BEFORE
There’s just enough time to meet Sinead, before the show starts. Sinead and Nina are in the Film Society together.
I’m not taking any notes. I’ll take the chance. I’m breaking my own rule, not anyone else’s. I’ll let it slide.
I wonder if I’ll remember any of this conversation when I write?
(I don’t.)
The lights dim.
I’m in the University Students’ Council office.
I can see the faux-wood of a conference room table, photos of student executives frame the room, for some reason there are wheels on everything. Two students from Israel On Campus sit in front of me. They know the policies, especially the ones that prevent protests like the one that just happened. Don’t I understand that students need to feel safe? I know which students they’re talking about.
I’m standing up when someone from Students’ for Palestinian Human Rights arrives. They’re a late. I’ve been told to care, but I don’t. I remember something about someone having a motorcycle. I’ve seen motorcycles downtown, carrying flags around Victoria Park. They know that the policies don’t matter and that if they do, they were followed. Do I understand how policies oppress students on campus, especially the ones who hold protests like the one that just happened? I do, but not like the students they’re talking about.
Reports from Sarah and Saleem puts me back in that conference room, thousands of miles from Galway, thousands and thousands of miles from Jerusalem.
I’d like to go, to feel it, like in Belfast, or Derry. Derry, where flags fly, Palestinian in The Bogside and Israeli in Fountain; where resistance speaks from amidst council housing on the walls of a museum of resistance; where it rained, and I wrote about the other side of the wall, in Belfast.
AFTER
I don’t know what to make of the last scene. It bothers me, but I know that I need to think about it. Rightly or wrongly, it made me sigh, a sigh that says, “I think that you’re denying the man his humanity.”
That’s how I feel. It’s okay to start with the truth, I think.
We stay in our seats for a beat or two longer than usual. Sinead and Nina start to discuss. They want to know what I think. I contemplate avoiding the last scene, but I can’t, I don’t want to. How else will I find out what they think?
I’m hung up on the idea of humanity, the kind we faced in Men Don’t Cry.
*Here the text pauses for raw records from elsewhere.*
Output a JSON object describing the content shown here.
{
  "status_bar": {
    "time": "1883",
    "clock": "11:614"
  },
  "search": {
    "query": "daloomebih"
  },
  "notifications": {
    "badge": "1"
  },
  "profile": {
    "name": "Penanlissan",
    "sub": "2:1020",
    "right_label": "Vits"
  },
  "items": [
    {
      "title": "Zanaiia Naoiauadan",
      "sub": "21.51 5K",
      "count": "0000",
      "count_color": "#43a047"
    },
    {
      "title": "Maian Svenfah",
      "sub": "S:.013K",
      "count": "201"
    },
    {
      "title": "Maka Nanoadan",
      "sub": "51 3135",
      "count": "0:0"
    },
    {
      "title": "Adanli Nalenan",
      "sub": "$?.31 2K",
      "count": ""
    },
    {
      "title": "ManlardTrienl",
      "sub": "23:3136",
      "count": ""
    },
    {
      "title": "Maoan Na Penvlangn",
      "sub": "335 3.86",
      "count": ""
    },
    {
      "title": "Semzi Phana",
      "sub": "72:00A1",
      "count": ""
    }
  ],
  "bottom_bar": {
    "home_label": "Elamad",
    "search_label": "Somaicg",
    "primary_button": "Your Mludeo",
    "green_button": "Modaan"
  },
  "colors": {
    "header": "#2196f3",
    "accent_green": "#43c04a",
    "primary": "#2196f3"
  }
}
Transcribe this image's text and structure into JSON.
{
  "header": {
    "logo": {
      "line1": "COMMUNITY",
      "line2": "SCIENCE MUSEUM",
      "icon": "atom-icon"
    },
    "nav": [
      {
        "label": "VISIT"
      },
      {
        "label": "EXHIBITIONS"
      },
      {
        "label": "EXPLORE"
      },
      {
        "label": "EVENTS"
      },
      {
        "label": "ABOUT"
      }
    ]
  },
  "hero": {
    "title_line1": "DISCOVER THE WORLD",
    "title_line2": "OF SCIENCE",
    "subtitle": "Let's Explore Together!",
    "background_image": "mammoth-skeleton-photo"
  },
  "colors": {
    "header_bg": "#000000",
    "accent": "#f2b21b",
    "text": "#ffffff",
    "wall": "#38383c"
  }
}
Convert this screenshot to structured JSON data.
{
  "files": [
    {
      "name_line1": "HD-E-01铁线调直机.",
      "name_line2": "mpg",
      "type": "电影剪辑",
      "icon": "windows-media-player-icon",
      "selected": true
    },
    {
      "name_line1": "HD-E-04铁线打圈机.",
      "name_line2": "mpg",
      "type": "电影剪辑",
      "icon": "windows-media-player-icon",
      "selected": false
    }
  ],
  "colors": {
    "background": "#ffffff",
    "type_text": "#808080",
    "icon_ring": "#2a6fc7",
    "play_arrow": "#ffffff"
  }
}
It seems that humanity is harder to understand in the middle of a war. Can we expect Saleem to do anything differently, in the face of death or disappearance? Cheating on your pregnant wife is a jerk move, lying sucks, but did we really expect him to show bravery?
We walk out of the theatre, down the stairs, and into the outdoor lobby. Who builds an outdoor lobby in Ireland? We’re about to part, without exchanging contact information, when I mention golf. Surprisingly, that settles it, there’s more to discuss. We’re going to get a scone and a cup of tea.
The café is closing in an hour, but that’s more than enough time for a cup of tea. “The tourists know that this place is here,” says Nina, “but it’s grand nonetheless.” We order a pot of tea and get to talking. We cover life stories: Belfast until 16, a move to Cork during The Troubles, a family run hotel in Donegal, a Chemist for a father, a Mother who ran the hotel, a brother who works with puppets, a son about my age.
“By the way, they make a good scone here.”
I need to be asked twice, but that’s like once for me. I make my way to the counter and order a fruit scone. I’ve adopted an, anything-with-raisins kind of attitude over the last three months. Objectively, a love of raisins is hereditary, passed down from the father (I think).
The scone is great, the conversation is the kind that you have with someone you’ve just met, and we finish our time together by walking through a part of Galway that I’ve neglected to explore.
I say goodbye to Nina and feel like I could imagine coming back to the Fleadh sometime. It would be different though. I’d know people; not everyone would be a stranger!
As I walk up the cobblestones, eager for a slice of pizza before my last film of the Fleadh, I run through the film in my head.
I remember when he hits her in the face and when he stops, right after, to ask for the cop’s help — jerk. There’s the glass, when the wife comes to his door, that his daughter shatters on the floor. I wonder why that stands out? There’s the iso-shot of Sarah hiding her necklace, with her name, in Hebrew, when she gets out of the van on the other side of the wall. There’s the image of the walls, kind of like the ones in Belfast, out the top of the car windows, from Sarah’s vantage point, in the back of Saleem’s van.
And then, more than anything, there’s the sense of normal life, too normal for how fucked up it is.
I mentioned the play Borderland to Nina, over tea. I think about it again.
This stuff isn’t really in the past, for any of us.